We’re all teammates.
It was a tremendous feat for Wali to thank every person who meant something to him. He’s still upset about the handful of people he missed mentioning, like Mike Goings from the 76ers; he’s provided memorabilia and Wali’s star kids with tickets for eight years.
It’s a once-in-a-lifetime event when a picture brings together a community of legends.
When West Philly honors Wali, Wali honors all who have helped him.
Pop Jones didn’t need to say he was proud of Wali. You just had to look at him to know how proud he was of his son.
The tears welled in his eyes when he sat under the tent after his speech, taking in all he could.
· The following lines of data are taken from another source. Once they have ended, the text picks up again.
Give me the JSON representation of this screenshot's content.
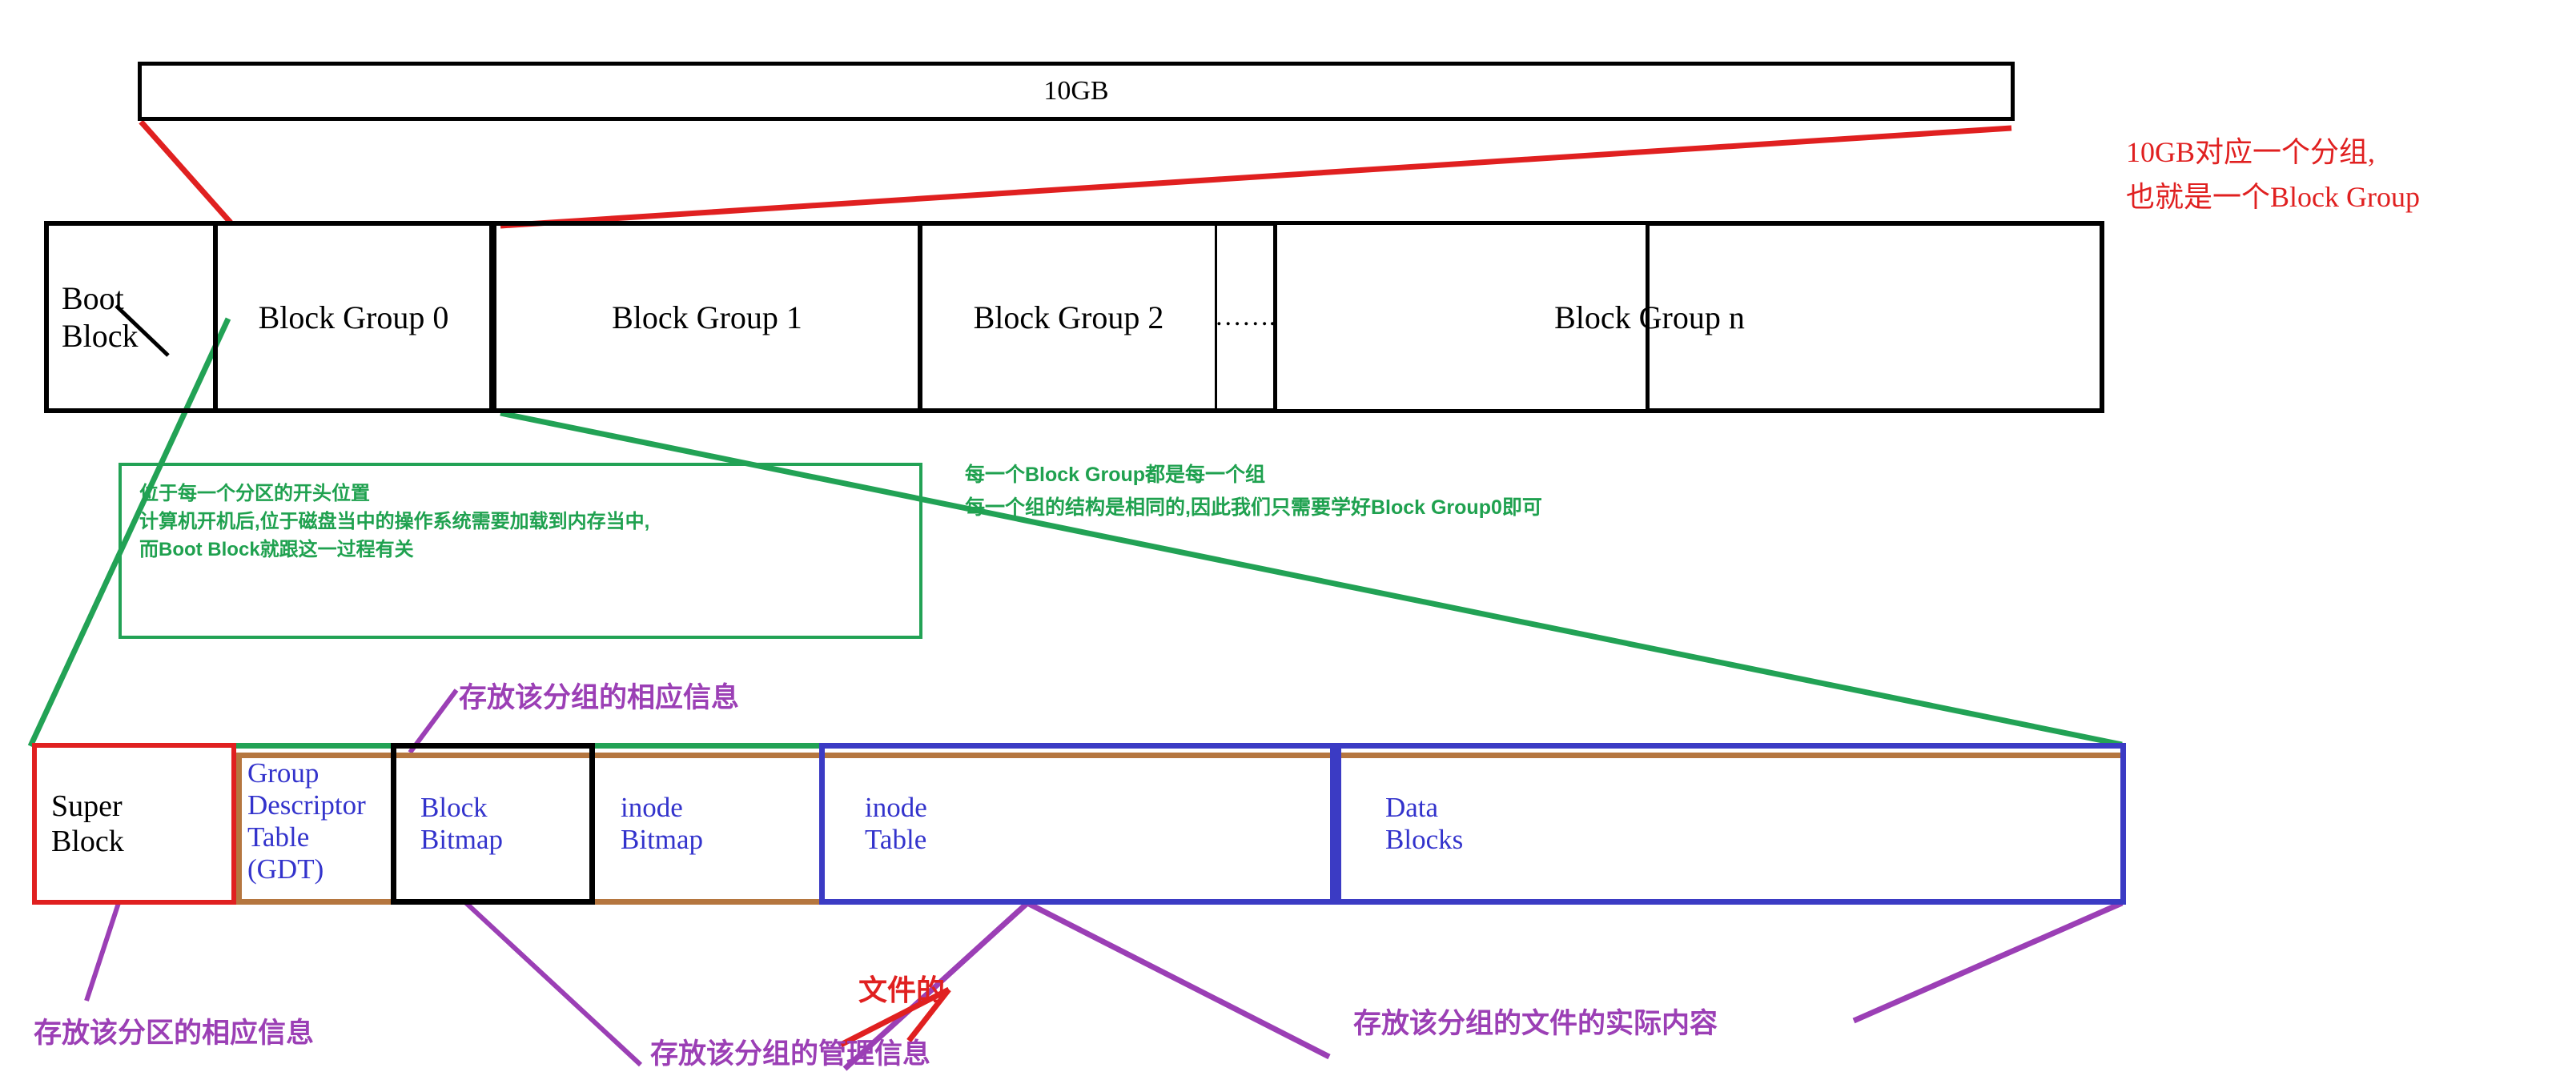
{
  "diagram": {
    "title_bar": {
      "label": "10GB"
    },
    "partition": {
      "boot_block": "Boot\nBlock",
      "groups": [
        {
          "label": "Block Group 0"
        },
        {
          "label": "Block Group 1"
        },
        {
          "label": "Block Group 2"
        },
        {
          "label": "……."
        },
        {
          "label": "Block Group n"
        }
      ]
    },
    "structure": {
      "blocks": [
        {
          "label": "Super\nBlock",
          "color": "#e02020"
        },
        {
          "label": "Group\nDescriptor\nTable\n(GDT)",
          "color": "#b5763f"
        },
        {
          "label": "Block\nBitmap",
          "color": "#000000"
        },
        {
          "label": "inode\nBitmap",
          "color": "#b5763f"
        },
        {
          "label": "inode\nTable",
          "color": "#3b3bc4"
        },
        {
          "label": "Data\nBlocks",
          "color": "#3b3bc4"
        }
      ]
    },
    "annotations": {
      "red_right": "10GB对应一个分组,\n也就是一个Block Group",
      "green_boot_box": "位于每一个分区的开头位置\n计算机开机后,位于磁盘当中的操作系统需要加载到内存当中,\n而Boot Block就跟这一过程有关",
      "green_right": "每一个Block Group都是每一个组\n每一个组的结构是相同的,因此我们只需要学好Block Group0即可",
      "purple_gdt_top": "存放该分组的相应信息",
      "purple_super": "存放该分区的相应信息",
      "purple_gdt_bottom": "存放该分组的管理信息",
      "red_file": "文件的",
      "purple_data": "存放该分组的文件的实际内容"
    },
    "colors": {
      "red": "#e02020",
      "green": "#22a255",
      "purple": "#9b3fb5",
      "blue": "#3333cc",
      "tan": "#b5763f",
      "black": "#000000"
    }
  }
}
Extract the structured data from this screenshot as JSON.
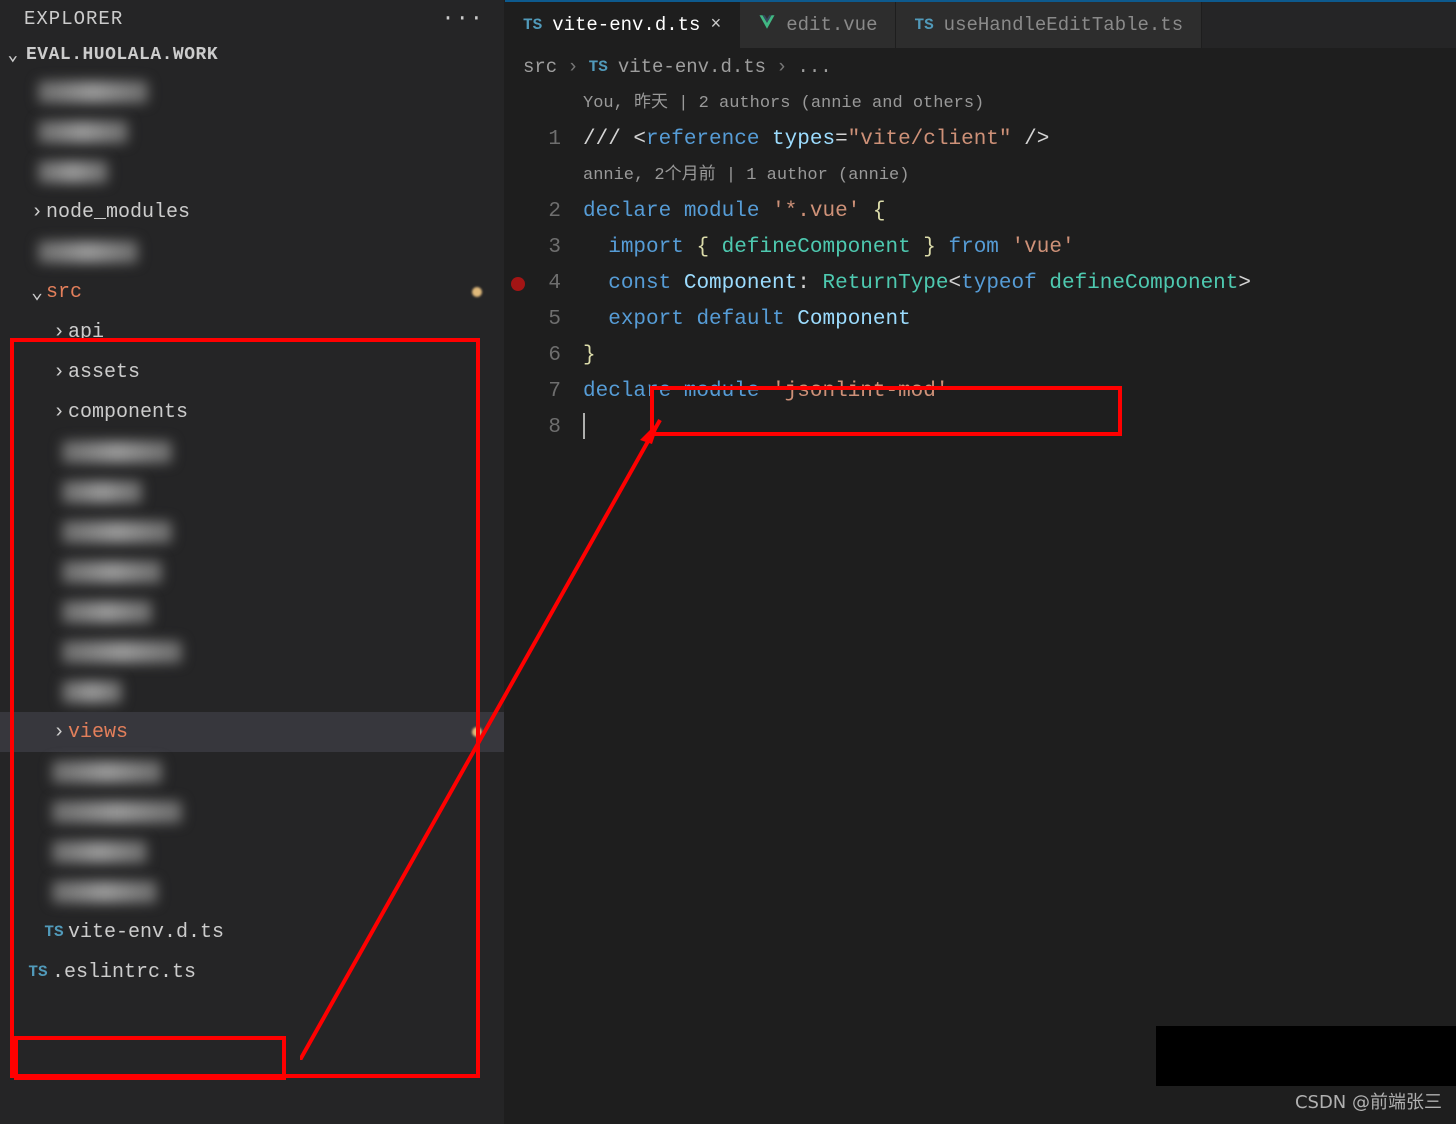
{
  "explorer": {
    "title": "EXPLORER"
  },
  "project": {
    "name": "EVAL.HUOLALA.WORK"
  },
  "tree": {
    "node_modules": "node_modules",
    "src": "src",
    "api": "api",
    "assets": "assets",
    "components": "components",
    "views": "views",
    "vite_env": "vite-env.d.ts",
    "eslint": ".eslintrc.ts"
  },
  "tabs": {
    "t1": "vite-env.d.ts",
    "t2": "edit.vue",
    "t3": "useHandleEditTable.ts"
  },
  "breadcrumb": {
    "p1": "src",
    "p2": "vite-env.d.ts",
    "p3": "..."
  },
  "icons": {
    "ts": "TS"
  },
  "chevron": {
    "right": "›",
    "down": "⌄"
  },
  "code": {
    "annot1": "You, 昨天 | 2 authors (annie and others)",
    "annot2": "annie, 2个月前 | 1 author (annie)",
    "l1a": "/// <",
    "l1b": "reference",
    "l1c": "types",
    "l1d": "=",
    "l1e": "\"vite/client\"",
    "l1f": " />",
    "l2a": "declare",
    "l2b": "module",
    "l2c": "'*.vue'",
    "l2d": " {",
    "l3a": "import",
    "l3b": " { ",
    "l3c": "defineComponent",
    "l3d": " } ",
    "l3e": "from",
    "l3f": "'vue'",
    "l4a": "const",
    "l4b": "Component",
    "l4c": ": ",
    "l4d": "ReturnType",
    "l4e": "<",
    "l4f": "typeof",
    "l4g": "defineComponent",
    "l4h": ">",
    "l5a": "export",
    "l5b": "default",
    "l5c": "Component",
    "l6a": "}",
    "l7a": "declare",
    "l7b": "module",
    "l7c": "'jsonlint-mod'"
  },
  "lines": {
    "n1": "1",
    "n2": "2",
    "n3": "3",
    "n4": "4",
    "n5": "5",
    "n6": "6",
    "n7": "7",
    "n8": "8"
  },
  "watermark": "CSDN @前端张三"
}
When the podium, tents, chairs, cameras, and all traces of the day are gone, the kids will play on their basketball court with the mural of Wali to remind them. They can imagine growing up like Wali, as Magic Johnson once did as a kid.
That mural raises the consciousness of the community of Mantua- the bottom, as those who are West Philly refer to it.
And though I can’t pronounce Mantua like a West Philadelphian, I know I’m part of the community no matter how I say it.
And now, three figures of Wali from different life stages, the kids and the sun, are part of the backdrop of the playground in Mantua. It’s Wali’s gift to remind Mantua the sun shines for them.
It’s a Wali “Wonder” Full life every day that it does.
Bottoms up, Mantua!
May that mural and the legends of the city of brotherly love behind it bring you and all the generations ahead hope, love, and prosperity- that sun lights the way.
It’s there to shine through the dark times, and it’s up to us to light our torches by it and raise everyone at “the bottom” to new heights!
“In closing, I have to say this,” Wali said. “We’re family. We’re humans on the journey to make a difference. If not you, who? If not now, when? If not here, where?”